Signaling his full alignment with US imperialism and its “Global War on Terror”—the official ideological cover for constantly expanding US military interventions throughout the African continent and worldwide—Buhari announced that the central priority of his government will be the military struggle against Boko Haram.
“The world desperately needs a victory against cultist jihadism,” Buhari said Friday.
In the name of fighting Boko Haram, the US has already launched regular drone missions over Nigeria in 2014. The US-backed a joint invasion of northern Nigeria by Cameroon, Niger and Chad earlier this year, amid US and NATO-led AFRICOM-led war games involving the same countries and other African militaries.
It is significant that Chadian forces have already crossed the border into Nigeria. Chad's military has served increasingly as a primary regional gendarme for the US and European powers since the dissolution of the USSR. Chad’s capital city currently hosts a permanent garrison of several thousand French soldiers, and US military teams began publicly deploying to Chad last year.
Since last year’s kidnapping of the Nigerian schoolgirls, which became the centerpiece of a propaganda campaign spearheaded by First Lady Michelle Obama, Boko Haram has been brandished by the ideologists of the war on terror as the home-grown African version of Islamic State in Iraq and Syria (ISIS).
Together with Al Shabab and Al Qaeda in the Islamic Maghreb, Boko Haram is one of the main “extremist threats” cited by the Pentagon to justify its constantly expanding military presence in Africa.
The US media has hyped the threat of Boko Haram with growing intensity over the past year, in a clear indication that Washington's planned for military intervention were far advanced.

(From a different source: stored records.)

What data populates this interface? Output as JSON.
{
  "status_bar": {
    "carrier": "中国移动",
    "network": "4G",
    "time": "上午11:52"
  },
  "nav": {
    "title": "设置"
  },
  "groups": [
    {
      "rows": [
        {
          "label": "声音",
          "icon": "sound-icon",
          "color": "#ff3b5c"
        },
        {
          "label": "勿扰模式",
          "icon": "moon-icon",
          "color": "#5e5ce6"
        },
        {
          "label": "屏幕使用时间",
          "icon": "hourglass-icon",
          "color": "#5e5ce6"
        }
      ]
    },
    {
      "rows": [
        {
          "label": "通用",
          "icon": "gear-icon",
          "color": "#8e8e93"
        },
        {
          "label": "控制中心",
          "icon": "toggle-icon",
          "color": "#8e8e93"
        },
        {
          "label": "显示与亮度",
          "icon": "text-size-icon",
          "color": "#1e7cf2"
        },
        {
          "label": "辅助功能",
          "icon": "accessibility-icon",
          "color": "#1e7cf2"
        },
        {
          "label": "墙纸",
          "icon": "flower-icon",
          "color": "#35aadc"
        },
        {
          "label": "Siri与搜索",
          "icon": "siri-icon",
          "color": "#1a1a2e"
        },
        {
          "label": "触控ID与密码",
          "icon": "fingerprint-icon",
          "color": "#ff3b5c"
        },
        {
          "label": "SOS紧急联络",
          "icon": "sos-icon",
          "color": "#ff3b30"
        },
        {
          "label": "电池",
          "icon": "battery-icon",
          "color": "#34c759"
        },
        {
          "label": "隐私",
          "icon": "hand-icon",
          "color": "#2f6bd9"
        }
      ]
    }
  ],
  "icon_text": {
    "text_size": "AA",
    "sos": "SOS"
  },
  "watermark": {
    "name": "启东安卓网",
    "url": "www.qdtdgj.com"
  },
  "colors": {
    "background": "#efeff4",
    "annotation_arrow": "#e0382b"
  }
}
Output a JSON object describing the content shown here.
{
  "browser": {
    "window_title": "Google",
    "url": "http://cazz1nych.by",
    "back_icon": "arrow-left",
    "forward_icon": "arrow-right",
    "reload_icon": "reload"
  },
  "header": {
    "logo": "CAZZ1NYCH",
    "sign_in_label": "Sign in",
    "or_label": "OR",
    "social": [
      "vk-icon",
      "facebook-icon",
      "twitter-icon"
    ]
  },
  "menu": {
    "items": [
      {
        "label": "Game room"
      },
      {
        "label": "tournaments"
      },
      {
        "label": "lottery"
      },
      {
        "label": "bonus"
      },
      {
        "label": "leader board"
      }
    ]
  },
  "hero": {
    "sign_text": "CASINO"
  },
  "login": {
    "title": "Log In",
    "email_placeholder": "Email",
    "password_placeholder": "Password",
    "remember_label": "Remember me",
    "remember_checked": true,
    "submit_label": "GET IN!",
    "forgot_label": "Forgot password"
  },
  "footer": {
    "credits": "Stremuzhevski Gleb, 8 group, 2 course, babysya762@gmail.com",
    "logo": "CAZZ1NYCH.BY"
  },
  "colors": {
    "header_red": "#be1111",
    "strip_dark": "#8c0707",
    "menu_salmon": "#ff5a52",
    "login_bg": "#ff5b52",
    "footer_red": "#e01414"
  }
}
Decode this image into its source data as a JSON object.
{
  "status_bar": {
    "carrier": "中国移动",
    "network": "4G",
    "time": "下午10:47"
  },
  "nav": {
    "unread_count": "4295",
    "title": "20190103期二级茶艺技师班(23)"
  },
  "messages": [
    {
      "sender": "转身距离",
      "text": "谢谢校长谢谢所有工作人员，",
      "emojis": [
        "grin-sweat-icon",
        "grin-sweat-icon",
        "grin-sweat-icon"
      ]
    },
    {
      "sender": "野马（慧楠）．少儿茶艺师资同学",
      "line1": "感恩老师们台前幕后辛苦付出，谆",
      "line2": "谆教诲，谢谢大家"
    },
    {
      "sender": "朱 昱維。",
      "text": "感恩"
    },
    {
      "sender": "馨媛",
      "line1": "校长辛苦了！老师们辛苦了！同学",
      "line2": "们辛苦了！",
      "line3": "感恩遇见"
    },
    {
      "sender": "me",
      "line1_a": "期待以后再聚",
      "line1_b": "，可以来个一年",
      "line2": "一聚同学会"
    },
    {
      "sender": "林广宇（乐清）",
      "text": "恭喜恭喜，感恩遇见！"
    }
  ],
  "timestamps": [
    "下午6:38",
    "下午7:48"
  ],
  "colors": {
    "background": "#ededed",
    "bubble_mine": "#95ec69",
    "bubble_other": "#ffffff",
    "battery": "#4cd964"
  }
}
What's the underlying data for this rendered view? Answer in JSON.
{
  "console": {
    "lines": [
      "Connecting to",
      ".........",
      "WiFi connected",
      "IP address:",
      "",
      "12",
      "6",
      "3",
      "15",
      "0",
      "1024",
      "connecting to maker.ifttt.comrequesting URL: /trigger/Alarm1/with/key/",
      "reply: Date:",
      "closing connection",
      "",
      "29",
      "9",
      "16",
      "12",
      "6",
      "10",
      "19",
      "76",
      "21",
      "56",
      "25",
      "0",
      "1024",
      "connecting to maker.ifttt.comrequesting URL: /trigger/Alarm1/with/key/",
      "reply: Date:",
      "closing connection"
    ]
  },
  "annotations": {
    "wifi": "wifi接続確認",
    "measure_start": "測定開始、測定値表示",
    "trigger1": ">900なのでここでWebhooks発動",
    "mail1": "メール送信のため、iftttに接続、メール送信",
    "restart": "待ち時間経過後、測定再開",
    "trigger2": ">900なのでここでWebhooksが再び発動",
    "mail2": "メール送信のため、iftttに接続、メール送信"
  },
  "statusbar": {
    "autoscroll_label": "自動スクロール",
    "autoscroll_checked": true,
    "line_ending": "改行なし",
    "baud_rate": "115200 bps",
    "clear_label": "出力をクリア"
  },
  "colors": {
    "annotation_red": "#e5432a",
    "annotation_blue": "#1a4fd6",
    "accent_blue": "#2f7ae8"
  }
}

In its report on Buhari’s inauguration Friday, the Washington Post warned that the Boko Haram militants “have given the Islamic State its first foothold in sub-Saharan Africa.”
In reality, Boko Haram is a loosely affiliated federation of militant formations and ethnically based factions with ties to the political establishment in Nigeria and broader West African region.
Like the various Al Qaeda and Islamic State groups, Boko Haram represents dissident factions of the ex-colonial bourgeoisie. While they pose as ferociously anti-imperialist, in practice these forces function as instruments of the US and European imperialists, serving simultaneously as proxy forces and as convenient bogeymen.
The supposed "war against Boko Haram" is a prextext to transform growing areas of Nigeria into a staging area for military operations throughout the oil rich Lake Chad Basin and broader West African region. African militaries are being mobilized by the US and European powers in service of their drive to reimpose colonial forms of rule on the continent.
As his first act in office, Buhari announced Friday that he will establish a massive new Nigerian military headquarters in the northern city of Maiduguri.